Letters to the editor

One reader believes we aren't using our dams to their full potential. Send your letters to letters@dailyadvertiser.com.au.
One reader believes we aren't using our dams to their full potential. Send your letters to letters@dailyadvertiser.com.au.

Practice what he preaches

One of the most cynical yet true remarks ever made is this one - we learn from history that we don’t learn from history.

One of the most important facts we learn from history is that all the leaders of people whether kings, rulers, prophets, priests or ministers, etc. who compromised their faith in God and their obedience to God and to His word, always ended up to be the losers.

They may have obtained a seeming victory, a temporary victory, but in the end they always ended up to be the losers.

All who did not and do not compromise their faith in God and their obedience to Him, even though they may have sacrificed their life, ended up to be conquerers, always on the winning side.

It is therefore of uttermost importance that all who are leaders and also all who are being lead, be and remain faithful and obedient to God and to His word, now and always.

If you knowingly and blatantly disobey God – be afraid, be very afraid, for you will be the loser and you separate yourself from God forever.

Never compromise God’s word and your obedience and faithfulness to God and you will never be the loser.

Learn from history. Don’t be seeing blind and hearing deaf.

If you drive on a road which suddenly comes to a dead end and I give you a timely warning, then that warning is not criticism or condemnation or some kind of phobia, to the contrary, it shows that I truly care for you.

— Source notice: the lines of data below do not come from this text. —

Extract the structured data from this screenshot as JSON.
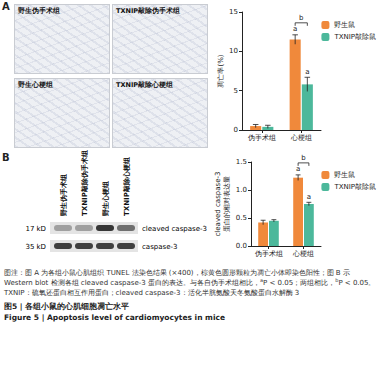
{
  "panels": {
    "A": {
      "label": "A",
      "images": [
        "野生伪手术组",
        "TXNIP敲除伪手术组",
        "野生心梗组",
        "TXNIP敲除心梗组"
      ]
    },
    "B": {
      "label": "B",
      "lanes": [
        "野生伪手术组",
        "TXNIP敲除伪手术组",
        "野生心梗组",
        "TXNIP敲除心梗组"
      ],
      "bands": [
        {
          "size": "17 kD",
          "name": "cleaved caspase-3"
        },
        {
          "size": "35 kD",
          "name": "caspase-3"
        }
      ]
    }
  },
  "chart_data": [
    {
      "type": "bar",
      "y_label": "凋亡率(%)",
      "categories": [
        "伪手术组",
        "心梗组"
      ],
      "series": [
        {
          "name": "野生鼠",
          "color": "#f0893b",
          "values": [
            0.5,
            11.5
          ],
          "errors": [
            0.2,
            0.6
          ]
        },
        {
          "name": "TXNIP敲除鼠",
          "color": "#4cb89b",
          "values": [
            0.4,
            5.8
          ],
          "errors": [
            0.2,
            0.9
          ]
        }
      ],
      "ylim": [
        0,
        15
      ],
      "yticks": [
        0,
        5,
        10,
        15
      ],
      "grid": false,
      "legend": "top-right",
      "annotations": [
        {
          "category": "心梗组",
          "series": "野生鼠",
          "text": "a"
        },
        {
          "category": "心梗组",
          "series": "TXNIP敲除鼠",
          "text": "a"
        }
      ],
      "bracket": {
        "category": "心梗组",
        "text": "b"
      }
    },
    {
      "type": "bar",
      "y_label": "cleaved caspase-3\n蛋白的相对表达量",
      "categories": [
        "伪手术组",
        "心梗组"
      ],
      "series": [
        {
          "name": "野生鼠",
          "color": "#f0893b",
          "values": [
            0.42,
            1.22
          ],
          "errors": [
            0.04,
            0.05
          ]
        },
        {
          "name": "TXNIP敲除鼠",
          "color": "#4cb89b",
          "values": [
            0.45,
            0.75
          ],
          "errors": [
            0.02,
            0.03
          ]
        }
      ],
      "ylim": [
        0,
        1.5
      ],
      "yticks": [
        {
          "value": 0,
          "label": "0.0"
        },
        0.5,
        {
          "value": 1,
          "label": "1.0"
        },
        1.5
      ],
      "grid": false,
      "legend": "top-right",
      "annotations": [
        {
          "category": "心梗组",
          "series": "野生鼠",
          "text": "a"
        },
        {
          "category": "心梗组",
          "series": "TXNIP敲除鼠",
          "text": "a"
        }
      ],
      "bracket": {
        "category": "心梗组",
        "text": "b"
      }
    }
  ],
  "caption": {
    "note": [
      {
        "text": "图注：图 A 为各组小鼠心肌组织 TUNEL 法染色结果 (×400)，棕黄色圆形颗粒为凋亡小体即染色阳性；图 B 示 Western blot 检测各组 cleaved caspase-3 蛋白的表达。与各自伪手术组相比，"
      },
      {
        "sup": "a"
      },
      {
        "text": "P < 0.05；两组相比，"
      },
      {
        "sup": "b"
      },
      {
        "text": "P < 0.05。TXNIP：硫氧还蛋白相互作用蛋白；cleaved caspase-3：活化半胱氨酸天冬氨酸蛋白水解酶 3"
      }
    ],
    "title_zh": "图5 | 各组小鼠的心肌细胞凋亡水平",
    "title_en": "Figure 5 | Apoptosis level of cardiomyocytes in mice"
  }
}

Do the greatest thing you can do – love Him in return. Love is being faithful just as it is in marriage.

Paul Bosman


Learning a lesson

The Murray Darling Basin Authority should learn about our history, history has a habit of repeating itself.

The one point that everyone is missing when it comes to the Murray Darling Basin Plan, it all came about during a once in a 100-year drought. It all started in 2000 and in 2007, the Howard government came up with the plan, water for the environment and it would come from the dams. In October, 2010, one weekend we had three-and-a-half inches of rain and the frogs came out in their thousands, birds, fish and spiders, and since then we have had floods and more rain, which has looked after the environment.

Australia is know as a country of drought, floods and bushfires.

Today our dams are not being used for what they were meant for to store water for inland communities, irrigation to produce food and to drought proof our area. Instead, the dams are been used for storage of water for the environmental flow. That is required by Government’s Murrumbidgee Water Sharing Plan.

The man who dreamed of irrigation was Hugh McKinney. He pleaded for 30 years with the NSW government of the day, and in years of drought the rivers would nearly dry up, and the water holes would disappear and settlers would quit, and for some to survive they would have to dig a deep well.

The Royal Commission in 1884 was searching for a way and the best method of conserving rainfall and how to develop underground reservoirs.

The people of Sydney were not interested in conservation. They enjoyed an abundance of rainfall on the coast. 

In September, 1905, L.A.B Wade produced a blueprint for a proposed Northern Murrumbidgee Irrigation Scheme and Barren Jack Reservoir. Wade said the MIA would be watered by gravitation from the Murrumbidgee River commencing at Narrandera.

With water, we will all be able to grow, and the next drought, god help us if we still have the MBDA, the buyback of water to store more water in the dams for the environment.